Practical Applications
Fancy indexing solves real-world problems elegantly. Here are common patterns:
# Reorder data based on sort indices
scores = np.array([85, 92, 78, 95, 88])
names = np.array(['Alice', 'Bob', 'Charlie', 'David', 'Eve'])
sort_indices = np.argsort(scores)[::-1] # Descending
sorted_scores = scores[sort_indices]
sorted_names = names[sort_indices]
print(sorted_names) # ['David' 'Bob' 'Eve' 'Alice' 'Charlie']
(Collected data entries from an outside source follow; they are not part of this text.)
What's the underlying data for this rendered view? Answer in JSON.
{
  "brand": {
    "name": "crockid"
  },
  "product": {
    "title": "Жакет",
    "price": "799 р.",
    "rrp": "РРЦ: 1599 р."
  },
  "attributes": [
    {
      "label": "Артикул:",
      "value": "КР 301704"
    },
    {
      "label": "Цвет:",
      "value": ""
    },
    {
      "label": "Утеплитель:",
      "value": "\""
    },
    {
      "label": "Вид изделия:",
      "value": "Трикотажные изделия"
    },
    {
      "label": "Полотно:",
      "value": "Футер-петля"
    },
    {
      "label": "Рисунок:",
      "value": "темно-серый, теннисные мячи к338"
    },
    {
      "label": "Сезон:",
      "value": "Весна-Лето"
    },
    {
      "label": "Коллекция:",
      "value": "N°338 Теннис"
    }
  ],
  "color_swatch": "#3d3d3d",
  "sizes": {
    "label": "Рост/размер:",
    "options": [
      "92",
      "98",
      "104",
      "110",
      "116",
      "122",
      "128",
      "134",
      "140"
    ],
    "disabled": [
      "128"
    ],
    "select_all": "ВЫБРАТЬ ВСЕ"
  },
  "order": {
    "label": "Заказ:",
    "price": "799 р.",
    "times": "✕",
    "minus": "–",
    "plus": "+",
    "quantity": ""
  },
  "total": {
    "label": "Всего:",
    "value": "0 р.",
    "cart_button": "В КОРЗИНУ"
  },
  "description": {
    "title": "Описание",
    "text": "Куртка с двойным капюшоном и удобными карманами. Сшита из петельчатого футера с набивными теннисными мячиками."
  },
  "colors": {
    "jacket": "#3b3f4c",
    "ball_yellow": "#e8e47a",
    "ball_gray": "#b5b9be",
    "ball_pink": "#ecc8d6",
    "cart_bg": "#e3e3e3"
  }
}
# Lookup table implementation
category_codes = np.array([2, 0, 1, 2, 0, 1])
category_names = np.array(['Red', 'Green', 'Blue'])
decoded = category_names[category_codes]
print(decoded) # ['Blue' 'Red' 'Green' 'Blue' 'Red' 'Green']
# Extract diagonal elements
matrix = np.arange(16).reshape(4, 4)
diag_indices = np.arange(4)
diagonal = matrix[diag_indices, diag_indices]
print(diagonal) # [0 5 10 15]
# Sample without replacement
data = np.arange(100)
sample_indices = np.random.choice(100, size=10, replace=False)
sample = data[sample_indices]
These patterns appear frequently in data preprocessing, categorical encoding, matrix operations, and statistical sampling workflows.
Assignment with Fancy Indexing
Fancy indexing supports assignment operations, though with important caveats regarding duplicate indices.
arr = np.zeros(10)
# Basic assignment
indices = np.array([0, 2, 5, 8])
arr[indices] = 99
print(arr) # [99. 0. 99. 0. 0. 99. 0. 0. 99. 0.]
# Duplicate indices - only last assignment persists
arr = np.zeros(10)
indices = np.array([2, 2, 2])
values = np.array([1, 2, 3])
arr[indices] = values
print(arr[2]) # 3 (not 6!)
# Use np.add.at for accumulation
arr = np.zeros(10)
np.add.at(arr, indices, values)
print(arr[2]) # 6 (accumulated)
When duplicate indices appear in assignment, NumPy doesn’t accumulate values—it performs multiple assignments where later values overwrite earlier ones. Use np.add.at() or similar ufunc methods for accumulation semantics.